Shape of LPCC features: (240, 29, 12)


3. Now, the raw audio dataset has been converted to a three-dimensional NumPy cepstral coefficients matrices (e.g. Japanese Vowel Dataset has a dimension of (240, 29, 12)) where the first dimension is the number of audio clips, the second dimension is the number of time windows in each audio clip, and the third dimension is the number of cepstral coefficients at each time window. Now, normalize the matrices to the range of [0,1] and perform binary thresholding to convert float coefficients to {0,1} binaries:

In [8]:
lpcc_features_nanmax = np.nanmax(
    lpcc_features_np, 
    axis=(1, 2), 
    keepdims=True)
lpcc_features_nanmin = np.nanmin(
    lpcc_features_np, 
    axis=(1, 2), 
    keepdims=True)
lpcc_features_norm = (
    lpcc_features_np - lpcc_features_nanmin) / (lpcc_features_nanmax - lpcc_features_nanmin)
lpcc_features_norm = np.nan_to_num(lpcc_features_norm)
lpcc_features_binary = np.where(lpcc_features_norm > 0.5, 1, 0)

4. For each time window in each audio clip, collect non-zero indices, which will act as indices of stimulation electrodes during the stimulation stage:

In [9]:
import pickle

selected_stimulation_electrode_indices = []
for i in range(lpcc_features_binary.shape[0]):
    selected_stimulation_electrode_indices_per_clip = []
    for j in range(lpcc_features_binary.shape[1]):
        selected_stimulation_electrode_indices_per_clip.append(list(np.nonzero(lpcc_features_binary[i][j])[0]))
    selected_stimulation_electrode_indices.append(selected_stimulation_electrode_indices_per_clip)

save_path = "./1_Japanese_Vowels_dataset/processed_dataset"
os.makedirs(save_path, exist_ok=True)
with open(f'{save_path}/selected_stimulation_electrode_indices.pkl', 'wb') as f:
    pickle.dump(selected_stimulation_electrode_indices, f)

[PAUSE POINT] This concludes the preprocessing of the Japanese Vowel Dataset.
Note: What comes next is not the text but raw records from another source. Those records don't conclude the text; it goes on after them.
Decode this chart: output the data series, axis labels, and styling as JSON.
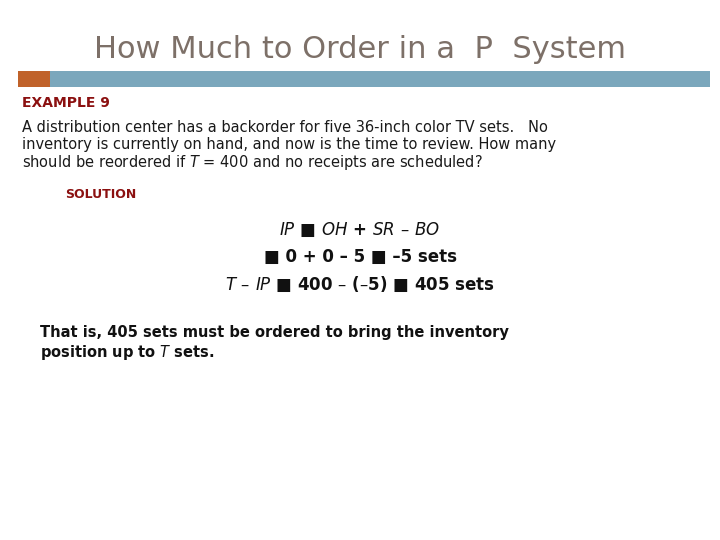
{
  "title": "How Much to Order in a  P  System",
  "title_color": "#7D7068",
  "title_fontsize": 22,
  "bar_orange_color": "#C0622A",
  "bar_blue_color": "#7BA7BC",
  "example_label": "EXAMPLE 9",
  "example_color": "#8B1010",
  "example_fontsize": 10,
  "body_fontsize": 10.5,
  "body_color": "#1a1a1a",
  "solution_label": "SOLUTION",
  "solution_color": "#8B1010",
  "solution_fontsize": 9,
  "eq_fontsize": 12,
  "eq_color": "#111111",
  "conclusion_fontsize": 10.5,
  "conclusion_color": "#111111",
  "bg_color": "#FFFFFF"
}
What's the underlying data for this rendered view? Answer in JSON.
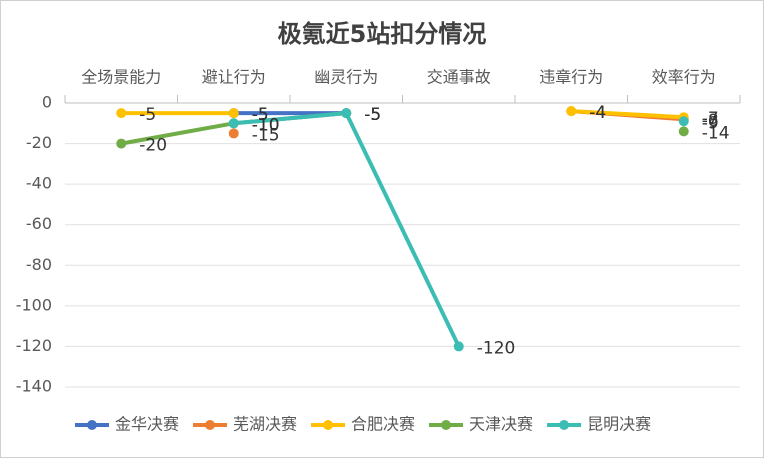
{
  "chart_data": {
    "type": "line",
    "title": "极氪近5站扣分情况",
    "categories": [
      "全场景能力",
      "避让行为",
      "幽灵行为",
      "交通事故",
      "违章行为",
      "效率行为"
    ],
    "series": [
      {
        "name": "金华决赛",
        "color": "#4472c4",
        "values": [
          null,
          -5,
          -5,
          null,
          null,
          null
        ]
      },
      {
        "name": "芜湖决赛",
        "color": "#ed7d31",
        "values": [
          null,
          -15,
          null,
          null,
          -4,
          -8
        ]
      },
      {
        "name": "合肥决赛",
        "color": "#ffc000",
        "values": [
          -5,
          -5,
          null,
          null,
          -4,
          -7
        ]
      },
      {
        "name": "天津决赛",
        "color": "#70ad47",
        "values": [
          -20,
          -10,
          -5,
          null,
          null,
          -14
        ]
      },
      {
        "name": "昆明决赛",
        "color": "#3cbdb4",
        "values": [
          null,
          -10,
          -5,
          -120,
          null,
          -9
        ]
      }
    ],
    "ylim": [
      -140,
      0
    ],
    "yticks": [
      0,
      -20,
      -40,
      -60,
      -80,
      -100,
      -120,
      -140
    ],
    "grid": true
  }
}
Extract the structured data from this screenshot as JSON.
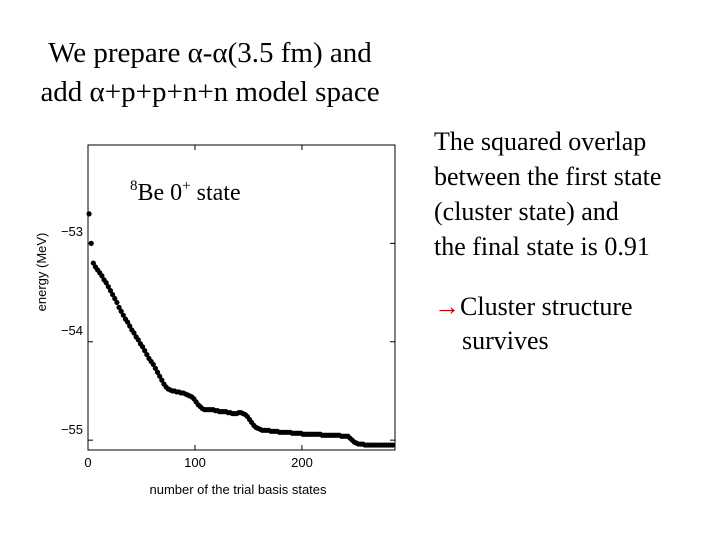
{
  "title": {
    "line1": "We prepare α-α(3.5 fm) and",
    "line2": "add α+p+p+n+n model space"
  },
  "note": {
    "line1": "The squared overlap",
    "line2": "between the first state",
    "line3": "(cluster state) and",
    "line4": "the final state is 0.91"
  },
  "conclusion": {
    "arrow": "→",
    "line1": "Cluster structure",
    "line2": "survives",
    "arrow_color": "#c00000"
  },
  "chart_data": {
    "type": "scatter",
    "xlabel": "number of the trial basis states",
    "ylabel": "energy (MeV)",
    "xlim": [
      0,
      287
    ],
    "ylim": [
      -55.1,
      -52.0
    ],
    "xticks": [
      "0",
      "100",
      "200"
    ],
    "yticks": [
      "−53",
      "−54",
      "−55"
    ],
    "annotation": {
      "sup_mass": "8",
      "element": "Be",
      "state": " 0",
      "sup_parity": "+",
      "suffix": " state"
    },
    "series": [
      {
        "marker_color": "#000000",
        "x": [
          1,
          3,
          5,
          7,
          9,
          11,
          13,
          15,
          17,
          19,
          21,
          23,
          25,
          27,
          29,
          31,
          33,
          35,
          37,
          39,
          41,
          43,
          45,
          47,
          49,
          51,
          53,
          55,
          57,
          59,
          61,
          63,
          65,
          67,
          69,
          71,
          73,
          75,
          77,
          79,
          81,
          83,
          85,
          87,
          89,
          91,
          93,
          95,
          97,
          99,
          101,
          103,
          105,
          107,
          109,
          111,
          113,
          115,
          117,
          119,
          121,
          123,
          125,
          127,
          129,
          131,
          133,
          135,
          137,
          139,
          141,
          143,
          145,
          147,
          149,
          151,
          153,
          155,
          157,
          159,
          161,
          163,
          165,
          167,
          169,
          171,
          173,
          175,
          177,
          179,
          181,
          183,
          185,
          187,
          189,
          191,
          193,
          195,
          197,
          199,
          201,
          203,
          205,
          207,
          209,
          211,
          213,
          215,
          217,
          219,
          221,
          223,
          225,
          227,
          229,
          231,
          233,
          235,
          237,
          239,
          241,
          243,
          245,
          247,
          249,
          251,
          253,
          255,
          257,
          259,
          261,
          263,
          265,
          267,
          269,
          271,
          273,
          275,
          277,
          279,
          281,
          283,
          285
        ],
        "y": [
          -52.7,
          -53.0,
          -53.2,
          -53.24,
          -53.27,
          -53.3,
          -53.33,
          -53.37,
          -53.4,
          -53.44,
          -53.48,
          -53.52,
          -53.56,
          -53.6,
          -53.65,
          -53.69,
          -53.73,
          -53.77,
          -53.8,
          -53.84,
          -53.88,
          -53.91,
          -53.95,
          -53.98,
          -54.02,
          -54.05,
          -54.09,
          -54.13,
          -54.17,
          -54.2,
          -54.23,
          -54.27,
          -54.31,
          -54.35,
          -54.39,
          -54.43,
          -54.46,
          -54.48,
          -54.49,
          -54.5,
          -54.5,
          -54.51,
          -54.51,
          -54.52,
          -54.52,
          -54.53,
          -54.54,
          -54.55,
          -54.56,
          -54.58,
          -54.61,
          -54.64,
          -54.66,
          -54.68,
          -54.69,
          -54.69,
          -54.69,
          -54.69,
          -54.69,
          -54.7,
          -54.7,
          -54.71,
          -54.71,
          -54.71,
          -54.71,
          -54.72,
          -54.72,
          -54.73,
          -54.73,
          -54.73,
          -54.72,
          -54.72,
          -54.73,
          -54.74,
          -54.76,
          -54.79,
          -54.82,
          -54.85,
          -54.87,
          -54.88,
          -54.89,
          -54.9,
          -54.9,
          -54.9,
          -54.9,
          -54.91,
          -54.91,
          -54.91,
          -54.91,
          -54.92,
          -54.92,
          -54.92,
          -54.92,
          -54.92,
          -54.92,
          -54.93,
          -54.93,
          -54.93,
          -54.93,
          -54.93,
          -54.94,
          -54.94,
          -54.94,
          -54.94,
          -54.94,
          -54.94,
          -54.94,
          -54.94,
          -54.94,
          -54.95,
          -54.95,
          -54.95,
          -54.95,
          -54.95,
          -54.95,
          -54.95,
          -54.95,
          -54.95,
          -54.96,
          -54.96,
          -54.96,
          -54.96,
          -54.98,
          -55.0,
          -55.02,
          -55.03,
          -55.04,
          -55.04,
          -55.04,
          -55.05,
          -55.05,
          -55.05,
          -55.05,
          -55.05,
          -55.05,
          -55.05,
          -55.05,
          -55.05,
          -55.05,
          -55.05,
          -55.05,
          -55.05,
          -55.05
        ]
      }
    ]
  }
}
The saved two-dimensional list selected_stimulation_electrode_indices determines which stimulation electrodes will be activated at each time step of each audio clip. For example, when the index at time step i is [0, 1, 4], the stimulation electrode #0, #1, and #4 will be activated and go through a bipolar voltage stimulation at time step I, while the other 9 electrodes will remain inactivated.